Grant Writing


Overview

Grantwriting is a learned skill that differs fundamentally from writing an academic paper. While papers and grants must both be scientifically sound, novel, well-conceived, and well-written, grant proposals function to persuade the reader (funder) to fund a project based on the idea, scientific soundness, and originality. A grant proposal must sell both your research and your ability as a scientist to carry out the project.

The Professional Development and Career Office offers grant writing workshops for NIH F30, F31 and F32 awards and K awards.

October 11th , 2018
NIH Career Development Awards Grant Writing Workshop with the Grant Writer’s Seminar and Workshop group. This group has over 50 years experience helping applicants succeed and have developed a straightforward, step-by-step strategy for writing grant proposals. All attendees will receive a free workbook. Registration will be announced soon.

The next NIH F award workshop will be offered in Spring 2019. In the interim check out A Practical Guide to writing a Ruth L Kirchstein NSRA Grant through the Welch Library online resource.

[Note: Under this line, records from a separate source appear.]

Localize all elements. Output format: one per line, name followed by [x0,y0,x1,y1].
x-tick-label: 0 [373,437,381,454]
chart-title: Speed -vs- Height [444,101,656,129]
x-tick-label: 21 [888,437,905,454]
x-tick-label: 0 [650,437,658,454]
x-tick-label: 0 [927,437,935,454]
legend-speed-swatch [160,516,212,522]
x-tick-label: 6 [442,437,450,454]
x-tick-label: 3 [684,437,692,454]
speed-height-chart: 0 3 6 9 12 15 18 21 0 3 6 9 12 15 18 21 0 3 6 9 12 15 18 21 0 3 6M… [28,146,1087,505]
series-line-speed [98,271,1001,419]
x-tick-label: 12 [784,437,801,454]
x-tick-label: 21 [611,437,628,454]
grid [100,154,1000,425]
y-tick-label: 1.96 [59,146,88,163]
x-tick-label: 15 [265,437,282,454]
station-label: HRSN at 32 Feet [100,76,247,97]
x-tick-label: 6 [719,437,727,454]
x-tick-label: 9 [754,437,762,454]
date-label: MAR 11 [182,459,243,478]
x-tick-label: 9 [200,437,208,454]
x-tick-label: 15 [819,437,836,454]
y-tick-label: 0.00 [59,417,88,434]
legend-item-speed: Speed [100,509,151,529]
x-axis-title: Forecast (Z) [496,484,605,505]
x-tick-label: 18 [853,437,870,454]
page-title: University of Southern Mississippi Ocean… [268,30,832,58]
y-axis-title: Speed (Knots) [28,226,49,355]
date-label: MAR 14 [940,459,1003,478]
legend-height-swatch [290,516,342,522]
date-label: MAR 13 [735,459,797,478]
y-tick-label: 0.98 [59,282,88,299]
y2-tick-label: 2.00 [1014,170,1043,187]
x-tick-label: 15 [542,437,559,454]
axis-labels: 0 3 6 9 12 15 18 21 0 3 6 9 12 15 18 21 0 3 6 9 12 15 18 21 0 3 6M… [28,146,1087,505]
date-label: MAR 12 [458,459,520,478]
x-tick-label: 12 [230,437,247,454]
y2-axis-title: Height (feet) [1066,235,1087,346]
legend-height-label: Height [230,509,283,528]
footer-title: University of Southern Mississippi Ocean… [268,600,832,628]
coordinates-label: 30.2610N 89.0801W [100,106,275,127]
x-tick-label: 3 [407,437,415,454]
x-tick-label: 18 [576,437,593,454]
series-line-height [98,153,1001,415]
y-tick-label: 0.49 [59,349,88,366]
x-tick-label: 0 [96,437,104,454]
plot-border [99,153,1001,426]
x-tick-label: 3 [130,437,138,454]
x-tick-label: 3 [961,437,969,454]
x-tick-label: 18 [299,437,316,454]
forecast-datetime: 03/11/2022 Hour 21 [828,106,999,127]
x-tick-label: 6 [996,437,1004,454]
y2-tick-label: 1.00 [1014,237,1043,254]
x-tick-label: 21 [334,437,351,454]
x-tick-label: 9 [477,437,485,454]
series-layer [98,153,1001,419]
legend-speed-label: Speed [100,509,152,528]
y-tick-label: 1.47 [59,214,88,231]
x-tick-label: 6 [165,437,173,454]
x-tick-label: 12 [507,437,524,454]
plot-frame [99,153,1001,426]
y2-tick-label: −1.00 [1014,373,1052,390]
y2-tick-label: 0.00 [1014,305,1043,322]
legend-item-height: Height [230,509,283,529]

Grant writing is a skill and many say it is an art. The best way to perfect the skill is to practice the art of grant writing.

Ten Grant Writing Tips

  1. Start early.
  2. Read the grant announcement carefully. Make sure you are a good fit for the award and your research fits their funding priorities. Contact the program officer to share information about you and your research idea to gain their insights and suggestions.
  3. Obtain copies of funded and unfunded grant submissions that include the reviews. Review these grants for structure, organization and why they were or were not funded.
  4. Identify who will be submitting the grant on your behalf, the department’s grant administrator. Schedule a meeting with them to understand when they will need your grant AND how they can help you.
  5. Find three to five colleagues or mentors who will review your grant in addition to your PI. Provide dates when you will send drafts of your specific aims page or your research plan.
  6. Spend half of your time on the Specific Aims page. This should be the first thing you write and rewrite and rewrite. Seek input on this page early and often. This may be the only page many reviewers read.
  7. Use figures and tables to illustrate to make to make it easier for reviewers to grasp you research and ideas. Figures and tables can also save space.
  8. Make it easier for the reviewers to critique your grant. Tell them what is innovative. Limit yourself to three key messages and repeat these so they are clear. Present a focused research plan directly related to your aims.
  9. Show that you can succeed. Collaborate on the grant with a senior investigator who has successfully completed similar projects. If you include a co-investigator, demonstrate that the relationship is established and not just in name only.
  10. Use the actual review criterion to critically evaluate your own grant. Have you addressed every item the reviewer will be scoring your grant.